The Investigation Bureau appeared to have chosen the site of the facility — a one-story building — because of its location at the fringe of the city, he said.
Later the bureau established a larger facility on Xinyi District’s (信義) Wuxing Street, and then subsequently the even larger Ankang Guesthouse (安康接待室) detention center in New Taipei City’s Sindian District (新店), he said.
The former Counterintelligence Bureau — known more commonly as the “secrecy bureau” (保密局) — established a separate facility at 46 Yining St in Taipei’s Datong District (大同), where today there is a residential complex, he said.
The site was originally the location of the Koo family’s Kaosha Iron Foundry Co, but was confiscated by the Chinese Nationalist Party (KMT) government after it accused foundry owner Koo Yen Pi-hsia (辜顏碧霞) of funding communist revolutionary and novelist Lu Ho-jo (呂赫若). Only a small portion of the site remains today.
Another detention center at 28 Liangzhou St in Taipei was later demolished and replaced with a parking lot.
In 1919, the site had been confiscated from a private owner by the Japanese government, turned into a hospital and, after the KMT arrived in Taiwan, was taken over as the headquarters of the military police.
Numerous people were executed there by the military police after the 228 Incident, Chang said.

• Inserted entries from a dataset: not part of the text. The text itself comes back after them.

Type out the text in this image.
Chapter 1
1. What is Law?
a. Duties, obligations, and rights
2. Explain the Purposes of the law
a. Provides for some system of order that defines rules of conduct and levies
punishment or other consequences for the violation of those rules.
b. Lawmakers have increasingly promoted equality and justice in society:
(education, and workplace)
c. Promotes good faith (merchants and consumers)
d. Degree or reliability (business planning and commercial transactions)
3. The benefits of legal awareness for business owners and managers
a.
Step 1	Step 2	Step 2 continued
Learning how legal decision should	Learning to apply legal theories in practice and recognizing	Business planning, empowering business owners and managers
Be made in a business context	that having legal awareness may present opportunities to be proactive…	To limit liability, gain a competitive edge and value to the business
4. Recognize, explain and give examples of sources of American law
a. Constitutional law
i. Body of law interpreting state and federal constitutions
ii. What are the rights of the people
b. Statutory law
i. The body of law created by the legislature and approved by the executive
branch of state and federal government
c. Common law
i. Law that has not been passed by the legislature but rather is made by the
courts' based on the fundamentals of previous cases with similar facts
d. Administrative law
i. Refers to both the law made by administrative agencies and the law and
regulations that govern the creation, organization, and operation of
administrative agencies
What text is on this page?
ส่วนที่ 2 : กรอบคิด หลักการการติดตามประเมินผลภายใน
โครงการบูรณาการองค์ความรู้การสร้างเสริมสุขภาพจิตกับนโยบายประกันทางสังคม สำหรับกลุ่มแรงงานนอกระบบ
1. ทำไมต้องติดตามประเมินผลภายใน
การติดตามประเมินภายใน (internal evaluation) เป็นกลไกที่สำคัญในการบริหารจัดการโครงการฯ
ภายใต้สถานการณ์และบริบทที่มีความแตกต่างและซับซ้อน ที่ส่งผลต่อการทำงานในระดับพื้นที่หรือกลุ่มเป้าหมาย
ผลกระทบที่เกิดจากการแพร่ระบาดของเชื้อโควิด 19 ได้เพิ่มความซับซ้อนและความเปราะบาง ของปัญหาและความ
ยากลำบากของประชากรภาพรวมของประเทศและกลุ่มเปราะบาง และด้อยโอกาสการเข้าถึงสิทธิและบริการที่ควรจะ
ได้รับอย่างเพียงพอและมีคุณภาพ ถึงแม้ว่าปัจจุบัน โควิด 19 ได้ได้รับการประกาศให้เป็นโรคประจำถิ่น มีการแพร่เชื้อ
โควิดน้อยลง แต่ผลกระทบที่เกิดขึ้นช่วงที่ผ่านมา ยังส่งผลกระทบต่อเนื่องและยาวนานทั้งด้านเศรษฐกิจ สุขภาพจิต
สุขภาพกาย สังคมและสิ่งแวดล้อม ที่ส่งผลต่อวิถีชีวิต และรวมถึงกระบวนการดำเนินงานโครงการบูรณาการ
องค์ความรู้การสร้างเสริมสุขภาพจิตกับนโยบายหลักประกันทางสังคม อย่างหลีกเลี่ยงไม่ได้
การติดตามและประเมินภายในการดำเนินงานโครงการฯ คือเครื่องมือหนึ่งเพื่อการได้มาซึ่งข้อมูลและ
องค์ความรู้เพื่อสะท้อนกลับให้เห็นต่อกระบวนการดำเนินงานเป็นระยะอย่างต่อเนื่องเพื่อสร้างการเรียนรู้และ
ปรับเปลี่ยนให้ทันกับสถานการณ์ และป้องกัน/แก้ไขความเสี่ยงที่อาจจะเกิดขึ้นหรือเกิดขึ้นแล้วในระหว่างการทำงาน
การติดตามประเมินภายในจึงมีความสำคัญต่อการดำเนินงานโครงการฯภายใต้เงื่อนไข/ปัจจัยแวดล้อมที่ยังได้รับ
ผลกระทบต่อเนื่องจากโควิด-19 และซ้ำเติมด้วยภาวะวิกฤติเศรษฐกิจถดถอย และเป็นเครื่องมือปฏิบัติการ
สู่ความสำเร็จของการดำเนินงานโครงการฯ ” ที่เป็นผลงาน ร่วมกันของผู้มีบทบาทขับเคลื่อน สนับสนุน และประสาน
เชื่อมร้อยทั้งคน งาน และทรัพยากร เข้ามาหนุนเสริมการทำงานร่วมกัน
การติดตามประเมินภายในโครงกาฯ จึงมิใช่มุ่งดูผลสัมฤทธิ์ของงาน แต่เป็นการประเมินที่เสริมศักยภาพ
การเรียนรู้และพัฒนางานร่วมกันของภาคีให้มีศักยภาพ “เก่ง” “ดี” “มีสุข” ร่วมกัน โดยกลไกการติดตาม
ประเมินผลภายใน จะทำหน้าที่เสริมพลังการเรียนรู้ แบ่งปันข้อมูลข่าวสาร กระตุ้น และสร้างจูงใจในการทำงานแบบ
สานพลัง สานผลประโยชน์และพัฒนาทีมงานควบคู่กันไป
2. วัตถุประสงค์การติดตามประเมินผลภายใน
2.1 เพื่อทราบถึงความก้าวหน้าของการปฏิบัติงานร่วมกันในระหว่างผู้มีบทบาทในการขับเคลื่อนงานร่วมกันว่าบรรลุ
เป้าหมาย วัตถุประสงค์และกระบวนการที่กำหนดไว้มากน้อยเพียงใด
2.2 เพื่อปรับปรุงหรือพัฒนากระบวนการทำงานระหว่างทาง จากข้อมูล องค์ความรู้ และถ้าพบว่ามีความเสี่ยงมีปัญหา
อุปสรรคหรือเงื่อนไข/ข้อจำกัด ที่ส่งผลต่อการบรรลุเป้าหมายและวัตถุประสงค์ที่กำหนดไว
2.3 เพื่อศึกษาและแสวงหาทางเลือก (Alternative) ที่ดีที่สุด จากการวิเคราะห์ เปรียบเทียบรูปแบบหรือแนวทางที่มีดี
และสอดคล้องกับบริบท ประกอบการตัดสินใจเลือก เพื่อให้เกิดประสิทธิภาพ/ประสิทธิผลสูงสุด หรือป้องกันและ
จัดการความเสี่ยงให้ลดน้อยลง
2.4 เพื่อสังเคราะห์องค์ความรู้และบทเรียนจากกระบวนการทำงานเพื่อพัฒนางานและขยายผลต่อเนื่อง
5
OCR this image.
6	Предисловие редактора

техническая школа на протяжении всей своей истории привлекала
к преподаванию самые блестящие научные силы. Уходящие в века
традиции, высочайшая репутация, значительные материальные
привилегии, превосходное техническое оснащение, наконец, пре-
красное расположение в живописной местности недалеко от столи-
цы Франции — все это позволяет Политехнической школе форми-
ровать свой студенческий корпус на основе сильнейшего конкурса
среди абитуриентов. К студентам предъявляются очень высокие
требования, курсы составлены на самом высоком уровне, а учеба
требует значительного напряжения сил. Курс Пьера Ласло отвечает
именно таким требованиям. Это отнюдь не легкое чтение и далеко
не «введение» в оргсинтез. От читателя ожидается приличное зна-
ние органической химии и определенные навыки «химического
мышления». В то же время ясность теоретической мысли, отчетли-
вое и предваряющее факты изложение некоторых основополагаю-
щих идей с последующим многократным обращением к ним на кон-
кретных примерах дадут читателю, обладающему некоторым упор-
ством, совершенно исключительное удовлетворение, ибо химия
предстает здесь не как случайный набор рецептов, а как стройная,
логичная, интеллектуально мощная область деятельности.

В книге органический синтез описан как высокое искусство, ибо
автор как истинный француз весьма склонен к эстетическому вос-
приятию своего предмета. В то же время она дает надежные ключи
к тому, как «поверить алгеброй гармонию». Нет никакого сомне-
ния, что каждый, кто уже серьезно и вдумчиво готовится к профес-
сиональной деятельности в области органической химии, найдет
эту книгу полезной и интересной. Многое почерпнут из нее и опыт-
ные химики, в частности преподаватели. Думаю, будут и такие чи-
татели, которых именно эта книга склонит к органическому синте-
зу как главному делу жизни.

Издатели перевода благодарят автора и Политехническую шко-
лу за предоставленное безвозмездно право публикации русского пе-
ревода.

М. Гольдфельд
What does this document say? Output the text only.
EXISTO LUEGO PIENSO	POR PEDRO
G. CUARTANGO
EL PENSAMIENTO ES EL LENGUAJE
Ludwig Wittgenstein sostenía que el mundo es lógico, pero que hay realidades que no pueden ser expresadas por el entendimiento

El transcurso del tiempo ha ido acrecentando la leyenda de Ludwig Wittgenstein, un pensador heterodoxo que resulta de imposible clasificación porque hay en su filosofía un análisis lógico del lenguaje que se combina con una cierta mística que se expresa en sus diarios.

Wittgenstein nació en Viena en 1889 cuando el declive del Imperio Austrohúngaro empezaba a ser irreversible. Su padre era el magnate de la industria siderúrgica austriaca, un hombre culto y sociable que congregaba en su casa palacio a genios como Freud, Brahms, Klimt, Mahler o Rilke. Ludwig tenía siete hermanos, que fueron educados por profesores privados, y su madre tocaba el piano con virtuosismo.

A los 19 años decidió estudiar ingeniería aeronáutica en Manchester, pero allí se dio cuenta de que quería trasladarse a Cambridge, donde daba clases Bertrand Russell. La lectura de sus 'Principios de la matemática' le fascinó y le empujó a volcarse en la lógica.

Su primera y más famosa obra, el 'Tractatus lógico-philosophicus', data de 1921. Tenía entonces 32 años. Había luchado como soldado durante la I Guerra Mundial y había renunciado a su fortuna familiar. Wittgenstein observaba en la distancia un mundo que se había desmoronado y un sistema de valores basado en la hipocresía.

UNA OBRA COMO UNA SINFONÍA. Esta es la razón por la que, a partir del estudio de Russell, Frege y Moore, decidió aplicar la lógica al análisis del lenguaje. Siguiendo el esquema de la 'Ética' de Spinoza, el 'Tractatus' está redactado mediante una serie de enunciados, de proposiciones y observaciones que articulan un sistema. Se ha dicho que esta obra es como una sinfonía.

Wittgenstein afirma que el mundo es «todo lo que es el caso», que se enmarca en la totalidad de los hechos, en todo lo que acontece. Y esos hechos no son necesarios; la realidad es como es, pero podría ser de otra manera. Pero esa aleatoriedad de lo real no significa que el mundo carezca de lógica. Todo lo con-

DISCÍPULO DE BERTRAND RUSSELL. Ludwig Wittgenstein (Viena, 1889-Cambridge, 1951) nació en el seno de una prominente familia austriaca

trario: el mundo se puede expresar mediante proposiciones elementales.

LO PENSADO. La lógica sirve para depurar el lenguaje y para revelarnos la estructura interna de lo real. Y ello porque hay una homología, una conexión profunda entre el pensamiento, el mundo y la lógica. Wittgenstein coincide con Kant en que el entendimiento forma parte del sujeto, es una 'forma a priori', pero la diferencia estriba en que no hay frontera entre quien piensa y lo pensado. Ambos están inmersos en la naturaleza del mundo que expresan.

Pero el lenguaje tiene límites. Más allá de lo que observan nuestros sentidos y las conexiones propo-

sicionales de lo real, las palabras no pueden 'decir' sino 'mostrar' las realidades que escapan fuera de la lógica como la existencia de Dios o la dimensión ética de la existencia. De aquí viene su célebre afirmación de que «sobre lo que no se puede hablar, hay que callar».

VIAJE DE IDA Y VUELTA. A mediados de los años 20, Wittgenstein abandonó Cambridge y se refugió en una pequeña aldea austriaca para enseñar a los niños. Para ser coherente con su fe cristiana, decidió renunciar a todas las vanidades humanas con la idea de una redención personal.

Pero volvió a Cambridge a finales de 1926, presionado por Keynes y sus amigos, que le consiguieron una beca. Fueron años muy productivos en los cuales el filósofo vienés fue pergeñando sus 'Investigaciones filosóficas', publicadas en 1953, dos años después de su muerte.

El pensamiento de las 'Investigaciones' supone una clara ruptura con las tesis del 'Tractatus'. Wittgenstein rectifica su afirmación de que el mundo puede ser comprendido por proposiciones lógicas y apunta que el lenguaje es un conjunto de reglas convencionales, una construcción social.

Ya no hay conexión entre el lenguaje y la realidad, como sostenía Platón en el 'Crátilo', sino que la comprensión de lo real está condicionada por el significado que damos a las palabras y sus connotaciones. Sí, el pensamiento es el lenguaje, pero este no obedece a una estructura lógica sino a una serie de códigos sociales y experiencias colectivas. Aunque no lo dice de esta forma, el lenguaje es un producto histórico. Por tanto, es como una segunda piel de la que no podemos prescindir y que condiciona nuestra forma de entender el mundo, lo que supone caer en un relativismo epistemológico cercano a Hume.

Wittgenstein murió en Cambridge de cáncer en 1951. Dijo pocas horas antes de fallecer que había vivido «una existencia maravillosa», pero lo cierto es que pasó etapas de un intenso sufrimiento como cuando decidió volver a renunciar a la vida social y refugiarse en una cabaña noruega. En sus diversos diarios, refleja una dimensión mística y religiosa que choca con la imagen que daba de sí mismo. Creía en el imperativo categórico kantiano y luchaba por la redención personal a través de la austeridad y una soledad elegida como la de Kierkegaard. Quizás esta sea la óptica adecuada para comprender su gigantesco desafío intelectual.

From the 1960s to 1991 the building was used by the now-defunct Planning and Research Commission for Reconquering the Mainland, after which the property was handed over to First Commercial Bank, which demolished it, he said.
The most intact site remaining from the White Terror era is the Taiwan New Cultural Movement Memorial Hall, which formerly served as the site of the police headquarters during the Japanese colonial era, and as a police office after the KMT’s arrival, he said.